31 July, 2012



Singapore’s soaring energy prices and the attendant cost to business competitiveness as well as its high energy intensity (ostensibly overtaking even that of developed countries) have to be carefully managed amid an uncertain global energy future. It is against this backdrop that smart grid technology is now gaining favor as a sustainable alternative to conventional energy generation and grids. Compared to the conventional centralised generation model, smart grids lose less electricity during conversion, transmission and distribution, thereby lowering energy costs and reducing carbon emissions.
Singapore is currently testing out new applications and technologies around a smart grid. The project aims to roll out workable solutions for Singapore’s power system, thereby enhancing its resilience, reducing wastage and shaving peak loads to optimise system efficiency. 

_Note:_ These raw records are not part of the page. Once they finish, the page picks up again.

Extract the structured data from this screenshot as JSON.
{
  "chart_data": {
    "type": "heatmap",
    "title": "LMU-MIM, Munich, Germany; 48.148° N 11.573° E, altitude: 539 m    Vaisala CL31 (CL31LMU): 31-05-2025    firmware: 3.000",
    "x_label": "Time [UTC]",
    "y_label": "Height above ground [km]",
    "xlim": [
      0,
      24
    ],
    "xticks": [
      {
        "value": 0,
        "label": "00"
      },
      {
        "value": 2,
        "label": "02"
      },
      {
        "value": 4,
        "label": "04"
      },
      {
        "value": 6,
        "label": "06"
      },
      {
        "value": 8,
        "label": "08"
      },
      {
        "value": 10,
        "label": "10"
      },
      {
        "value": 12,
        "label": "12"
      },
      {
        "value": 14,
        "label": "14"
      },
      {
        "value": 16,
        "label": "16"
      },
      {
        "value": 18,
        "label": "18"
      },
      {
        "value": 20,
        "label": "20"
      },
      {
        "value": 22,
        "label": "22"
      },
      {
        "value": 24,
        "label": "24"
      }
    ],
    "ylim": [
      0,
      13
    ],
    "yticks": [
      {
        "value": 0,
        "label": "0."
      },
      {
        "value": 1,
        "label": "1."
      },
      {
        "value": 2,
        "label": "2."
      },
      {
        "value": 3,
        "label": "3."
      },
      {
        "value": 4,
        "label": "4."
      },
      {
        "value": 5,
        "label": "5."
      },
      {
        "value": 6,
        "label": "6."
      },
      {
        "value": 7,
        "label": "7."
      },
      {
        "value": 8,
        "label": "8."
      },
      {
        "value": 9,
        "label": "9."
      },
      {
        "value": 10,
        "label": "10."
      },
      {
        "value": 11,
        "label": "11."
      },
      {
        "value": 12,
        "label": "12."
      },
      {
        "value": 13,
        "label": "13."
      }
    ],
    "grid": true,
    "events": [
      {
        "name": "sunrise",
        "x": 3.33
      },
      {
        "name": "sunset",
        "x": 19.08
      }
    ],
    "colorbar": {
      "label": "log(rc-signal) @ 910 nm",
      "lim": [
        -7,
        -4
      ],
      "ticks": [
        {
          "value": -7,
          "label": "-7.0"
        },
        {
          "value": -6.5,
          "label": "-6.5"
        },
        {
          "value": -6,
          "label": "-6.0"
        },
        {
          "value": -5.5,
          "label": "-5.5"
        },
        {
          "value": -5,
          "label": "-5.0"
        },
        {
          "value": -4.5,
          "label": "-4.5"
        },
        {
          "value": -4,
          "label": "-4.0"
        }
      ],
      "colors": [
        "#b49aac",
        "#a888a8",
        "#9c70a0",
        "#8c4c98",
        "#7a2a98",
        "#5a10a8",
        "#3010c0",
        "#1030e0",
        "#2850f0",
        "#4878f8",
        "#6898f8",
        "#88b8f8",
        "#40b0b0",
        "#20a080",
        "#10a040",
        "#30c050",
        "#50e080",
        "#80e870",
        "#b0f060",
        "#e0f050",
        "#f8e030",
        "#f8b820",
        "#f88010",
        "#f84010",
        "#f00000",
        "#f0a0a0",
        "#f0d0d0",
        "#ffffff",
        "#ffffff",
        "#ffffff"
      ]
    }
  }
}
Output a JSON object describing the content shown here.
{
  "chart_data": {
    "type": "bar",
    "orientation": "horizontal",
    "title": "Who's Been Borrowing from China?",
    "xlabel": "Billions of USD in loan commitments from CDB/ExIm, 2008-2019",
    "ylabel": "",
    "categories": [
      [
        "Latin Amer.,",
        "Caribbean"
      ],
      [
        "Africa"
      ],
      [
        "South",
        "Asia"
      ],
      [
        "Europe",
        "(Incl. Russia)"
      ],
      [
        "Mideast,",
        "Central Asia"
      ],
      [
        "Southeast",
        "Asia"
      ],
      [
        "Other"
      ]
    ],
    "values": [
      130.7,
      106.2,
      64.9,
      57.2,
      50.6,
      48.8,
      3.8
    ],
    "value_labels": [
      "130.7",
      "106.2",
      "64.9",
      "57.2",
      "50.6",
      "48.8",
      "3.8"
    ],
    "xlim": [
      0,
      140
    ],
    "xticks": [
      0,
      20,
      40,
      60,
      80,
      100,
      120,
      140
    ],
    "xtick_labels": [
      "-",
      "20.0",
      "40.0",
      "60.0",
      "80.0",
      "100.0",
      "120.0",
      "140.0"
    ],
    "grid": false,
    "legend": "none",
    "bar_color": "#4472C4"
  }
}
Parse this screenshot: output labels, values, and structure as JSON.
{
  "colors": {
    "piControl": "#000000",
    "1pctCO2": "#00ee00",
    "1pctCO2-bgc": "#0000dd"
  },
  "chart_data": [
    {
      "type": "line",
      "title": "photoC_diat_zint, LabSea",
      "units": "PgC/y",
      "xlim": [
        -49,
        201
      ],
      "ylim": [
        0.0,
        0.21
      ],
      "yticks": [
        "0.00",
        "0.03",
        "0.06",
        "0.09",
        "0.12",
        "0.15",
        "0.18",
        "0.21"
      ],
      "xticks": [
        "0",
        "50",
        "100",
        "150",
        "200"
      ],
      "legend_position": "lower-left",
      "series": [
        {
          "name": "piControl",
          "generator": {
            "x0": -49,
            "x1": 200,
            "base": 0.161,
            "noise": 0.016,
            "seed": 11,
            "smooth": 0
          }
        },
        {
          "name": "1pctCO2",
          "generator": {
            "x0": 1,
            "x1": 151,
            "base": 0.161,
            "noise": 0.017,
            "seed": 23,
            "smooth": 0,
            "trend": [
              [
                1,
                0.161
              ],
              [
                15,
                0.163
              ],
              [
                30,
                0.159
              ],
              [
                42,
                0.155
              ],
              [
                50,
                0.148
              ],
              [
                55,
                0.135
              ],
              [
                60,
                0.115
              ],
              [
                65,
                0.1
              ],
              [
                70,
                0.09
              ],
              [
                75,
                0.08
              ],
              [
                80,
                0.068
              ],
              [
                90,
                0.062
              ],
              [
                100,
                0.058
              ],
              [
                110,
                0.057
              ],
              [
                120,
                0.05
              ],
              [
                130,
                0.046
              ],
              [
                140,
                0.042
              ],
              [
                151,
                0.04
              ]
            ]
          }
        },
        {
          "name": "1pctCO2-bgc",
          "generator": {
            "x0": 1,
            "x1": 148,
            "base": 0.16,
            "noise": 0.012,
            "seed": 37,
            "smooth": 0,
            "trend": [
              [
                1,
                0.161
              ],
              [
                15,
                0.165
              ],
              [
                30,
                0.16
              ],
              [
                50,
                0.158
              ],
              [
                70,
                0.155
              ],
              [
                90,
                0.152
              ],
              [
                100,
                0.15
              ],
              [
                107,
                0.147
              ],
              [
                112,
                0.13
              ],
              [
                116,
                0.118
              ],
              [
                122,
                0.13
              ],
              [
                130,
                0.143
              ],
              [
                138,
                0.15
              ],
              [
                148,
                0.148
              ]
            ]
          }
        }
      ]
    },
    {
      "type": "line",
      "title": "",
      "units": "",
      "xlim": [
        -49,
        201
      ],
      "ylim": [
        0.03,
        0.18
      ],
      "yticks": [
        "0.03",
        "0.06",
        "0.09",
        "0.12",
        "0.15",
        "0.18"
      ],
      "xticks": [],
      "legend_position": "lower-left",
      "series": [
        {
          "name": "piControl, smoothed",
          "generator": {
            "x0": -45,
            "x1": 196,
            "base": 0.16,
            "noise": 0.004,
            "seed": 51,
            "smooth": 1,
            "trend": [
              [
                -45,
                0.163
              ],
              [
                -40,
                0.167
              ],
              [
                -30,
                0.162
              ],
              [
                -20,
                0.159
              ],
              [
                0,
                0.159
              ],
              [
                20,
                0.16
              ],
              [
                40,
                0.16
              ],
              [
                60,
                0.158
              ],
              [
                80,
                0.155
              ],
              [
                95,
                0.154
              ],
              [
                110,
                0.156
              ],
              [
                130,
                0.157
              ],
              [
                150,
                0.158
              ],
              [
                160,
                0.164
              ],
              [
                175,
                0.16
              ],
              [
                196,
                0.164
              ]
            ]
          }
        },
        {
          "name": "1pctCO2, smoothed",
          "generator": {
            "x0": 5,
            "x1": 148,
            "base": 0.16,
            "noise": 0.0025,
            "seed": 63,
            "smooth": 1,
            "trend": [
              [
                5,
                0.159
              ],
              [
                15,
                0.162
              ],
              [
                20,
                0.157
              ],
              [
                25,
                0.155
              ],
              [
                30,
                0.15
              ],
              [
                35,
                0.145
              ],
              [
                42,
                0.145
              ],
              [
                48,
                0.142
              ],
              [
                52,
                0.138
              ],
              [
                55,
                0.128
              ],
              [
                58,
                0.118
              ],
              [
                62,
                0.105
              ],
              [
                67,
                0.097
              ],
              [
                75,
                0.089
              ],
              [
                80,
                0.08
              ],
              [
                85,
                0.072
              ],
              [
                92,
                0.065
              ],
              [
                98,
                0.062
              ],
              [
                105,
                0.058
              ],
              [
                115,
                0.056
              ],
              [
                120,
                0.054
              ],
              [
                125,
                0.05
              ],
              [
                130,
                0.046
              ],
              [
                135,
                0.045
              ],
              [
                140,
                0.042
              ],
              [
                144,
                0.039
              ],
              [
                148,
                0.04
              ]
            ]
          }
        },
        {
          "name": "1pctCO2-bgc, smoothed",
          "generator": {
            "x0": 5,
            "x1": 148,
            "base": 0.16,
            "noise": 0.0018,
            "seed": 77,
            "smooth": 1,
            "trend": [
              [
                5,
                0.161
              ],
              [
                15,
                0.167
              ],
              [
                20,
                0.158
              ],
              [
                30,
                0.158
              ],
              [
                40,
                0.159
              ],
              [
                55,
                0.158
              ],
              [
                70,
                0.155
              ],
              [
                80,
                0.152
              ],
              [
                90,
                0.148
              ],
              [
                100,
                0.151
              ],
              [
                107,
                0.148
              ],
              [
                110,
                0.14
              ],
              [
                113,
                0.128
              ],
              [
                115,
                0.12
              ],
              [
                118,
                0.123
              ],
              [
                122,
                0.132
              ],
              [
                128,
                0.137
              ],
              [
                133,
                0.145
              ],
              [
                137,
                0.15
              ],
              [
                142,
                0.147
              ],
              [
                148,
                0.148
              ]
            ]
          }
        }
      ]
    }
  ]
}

The next step will be the challenge of creating common standards so that the generation, distribution, interfaces, management systems and data exchange can interoperate. For this, all stakeholders – consumers, utilities, inventors, software suppliers, meters manufacturers and regulators – should collaborate to craft a framework that offers certainty without losing the flexibility to plug-in new functionalities. For instance, technical specifications will have to be developed for all smart metering equipment to enable the widespread roll-out of smart meters. The use of intelligent technology and patents which are essential to a common standard will also need to be on fair, reasonable and non-discriminatory terms (FRAND). Rules may also have to be implemented to prevent any monopolistic exploitation of patents which are needed for the common standards. 
In addition, the data handling, data security and data protection aspects will need to be scrutinised. For instance, it may be necessary to identify the ownership of data and access rights, and to check whether specific data protection or privacy laws are needed in respect of smart grids. It may also be useful to consider whether and how consumers are able to consent to the use of their own data.
Ideally, the regulations surrounding smart grids should be adaptive and versatile, to allow freedom of choice for consumers and prevent barriers discriminating against new participants in generation, trade and retail supply of energy. The regulations should respect existing intellectual rights but curtail any monopolistic advantage if common standards are adopted. Data protection and privacy laws should continue to apply but with appropriate modifications suited for smart grids. Finally and most importantly, regulations should be in place to ensure that the reliability and security of the grid is not compromised in the quest to encourage energy efficiency.